We need to identify which set of ions represents a collection of isoelectronic species (species with the same number of electrons).

Given atomic numbers: F = 9, Cl = 17, Na = 11, Mg = 12, Al = 13, K = 19, Ca = 20, Sc = 21.

Count electrons for each option.

Option A: $$Li^+, Na^+, Mg^{2+}, Ca^{2+}$$

$$Li^+ : 3 - 1 = 2$$ electrons

$$Na^+ : 11 - 1 = 10$$ electrons

$$Mg^{2+} : 12 - 2 = 10$$ electrons

$$Ca^{2+} : 20 - 2 = 18$$ electrons

Electron counts: 2, 10, 10, 18 — Not isoelectronic.

Option B: $$Ba^{2+}, Sr^{2+}, K^+, Ca^{2+}$$

$$Ba^{2+} : 56 - 2 = 54$$ electrons

$$Sr^{2+} : 38 - 2 = 36$$ electrons

$$K^+ : 19 - 1 = 18$$ electrons

$$Ca^{2+} : 20 - 2 = 18$$ electrons

Electron counts: 54, 36, 18, 18 — Not isoelectronic.

Option C: $$N^{3-}, O^{2-}, F^-, S^{2-}$$

$$N^{3-} : 7 + 3 = 10$$ electrons

$$O^{2-} : 8 + 2 = 10$$ electrons

$$F^- : 9 + 1 = 10$$ electrons

$$S^{2-} : 16 + 2 = 18$$ electrons

Electron counts: 10, 10, 10, 18 — Not isoelectronic.

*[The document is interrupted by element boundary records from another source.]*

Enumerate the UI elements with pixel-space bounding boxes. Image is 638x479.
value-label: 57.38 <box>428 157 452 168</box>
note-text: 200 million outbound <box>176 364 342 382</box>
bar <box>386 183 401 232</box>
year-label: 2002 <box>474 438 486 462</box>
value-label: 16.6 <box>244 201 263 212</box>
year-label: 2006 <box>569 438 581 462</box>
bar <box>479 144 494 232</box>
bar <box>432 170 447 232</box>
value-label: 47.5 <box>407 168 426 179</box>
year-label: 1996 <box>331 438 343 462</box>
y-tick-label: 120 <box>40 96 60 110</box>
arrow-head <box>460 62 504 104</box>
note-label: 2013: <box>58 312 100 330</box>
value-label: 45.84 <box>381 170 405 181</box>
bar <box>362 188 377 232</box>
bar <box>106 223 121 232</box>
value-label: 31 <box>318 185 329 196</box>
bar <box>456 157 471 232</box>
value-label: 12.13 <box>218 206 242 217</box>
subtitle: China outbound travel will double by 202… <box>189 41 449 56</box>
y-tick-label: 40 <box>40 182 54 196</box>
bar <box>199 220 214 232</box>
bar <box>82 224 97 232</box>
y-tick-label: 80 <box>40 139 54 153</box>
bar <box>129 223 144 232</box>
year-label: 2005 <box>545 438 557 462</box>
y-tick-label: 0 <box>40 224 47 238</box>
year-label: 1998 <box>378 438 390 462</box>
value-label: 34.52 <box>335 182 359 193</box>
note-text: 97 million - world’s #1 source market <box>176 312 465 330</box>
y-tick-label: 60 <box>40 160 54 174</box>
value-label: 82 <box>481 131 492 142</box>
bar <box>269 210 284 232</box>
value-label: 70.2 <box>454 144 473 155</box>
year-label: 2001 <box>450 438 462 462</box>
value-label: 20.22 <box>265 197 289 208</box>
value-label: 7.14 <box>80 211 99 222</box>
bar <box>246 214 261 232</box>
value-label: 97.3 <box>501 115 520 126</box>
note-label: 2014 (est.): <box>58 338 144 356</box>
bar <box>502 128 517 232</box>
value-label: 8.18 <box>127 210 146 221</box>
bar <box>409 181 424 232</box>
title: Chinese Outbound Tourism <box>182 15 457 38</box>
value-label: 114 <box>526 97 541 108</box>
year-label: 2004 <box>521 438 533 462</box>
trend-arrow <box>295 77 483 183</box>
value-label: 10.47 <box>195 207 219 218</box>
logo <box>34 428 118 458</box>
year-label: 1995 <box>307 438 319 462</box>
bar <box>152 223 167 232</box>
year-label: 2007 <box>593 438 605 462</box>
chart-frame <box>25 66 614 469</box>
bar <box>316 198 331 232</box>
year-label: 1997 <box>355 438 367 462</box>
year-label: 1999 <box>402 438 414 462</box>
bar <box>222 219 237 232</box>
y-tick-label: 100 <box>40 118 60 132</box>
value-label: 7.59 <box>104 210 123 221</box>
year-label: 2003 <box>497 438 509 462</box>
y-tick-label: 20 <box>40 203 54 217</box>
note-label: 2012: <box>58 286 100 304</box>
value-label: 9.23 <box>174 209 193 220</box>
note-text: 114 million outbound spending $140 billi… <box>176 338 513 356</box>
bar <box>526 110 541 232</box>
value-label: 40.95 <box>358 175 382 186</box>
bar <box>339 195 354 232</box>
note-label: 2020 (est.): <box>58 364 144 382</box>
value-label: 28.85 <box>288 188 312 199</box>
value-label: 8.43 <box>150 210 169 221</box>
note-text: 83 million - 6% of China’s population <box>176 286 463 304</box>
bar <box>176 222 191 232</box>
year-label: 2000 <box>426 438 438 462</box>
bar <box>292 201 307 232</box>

Option D: $$K^+, Cl^-, Ca^{2+}, Sc^{3+}$$

$$K^+ : 19 - 1 = 18$$ electrons

$$Cl^- : 17 + 1 = 18$$ electrons

$$Ca^{2+} : 20 - 2 = 18$$ electrons

$$Sc^{3+} : 21 - 3 = 18$$ electrons

Electron counts: 18, 18, 18, 18 — All isoelectronic!

Conclusion.

All four ions in Option D have 18 electrons each, making them isoelectronic with the noble gas Argon (Ar, atomic number 18). They all have the electron configuration $$1s^2 2s^2 2p^6 3s^2 3p^6$$.

The correct answer is Option D: $$K^+, Cl^-, Ca^{2+}, Sc^{3+}$$.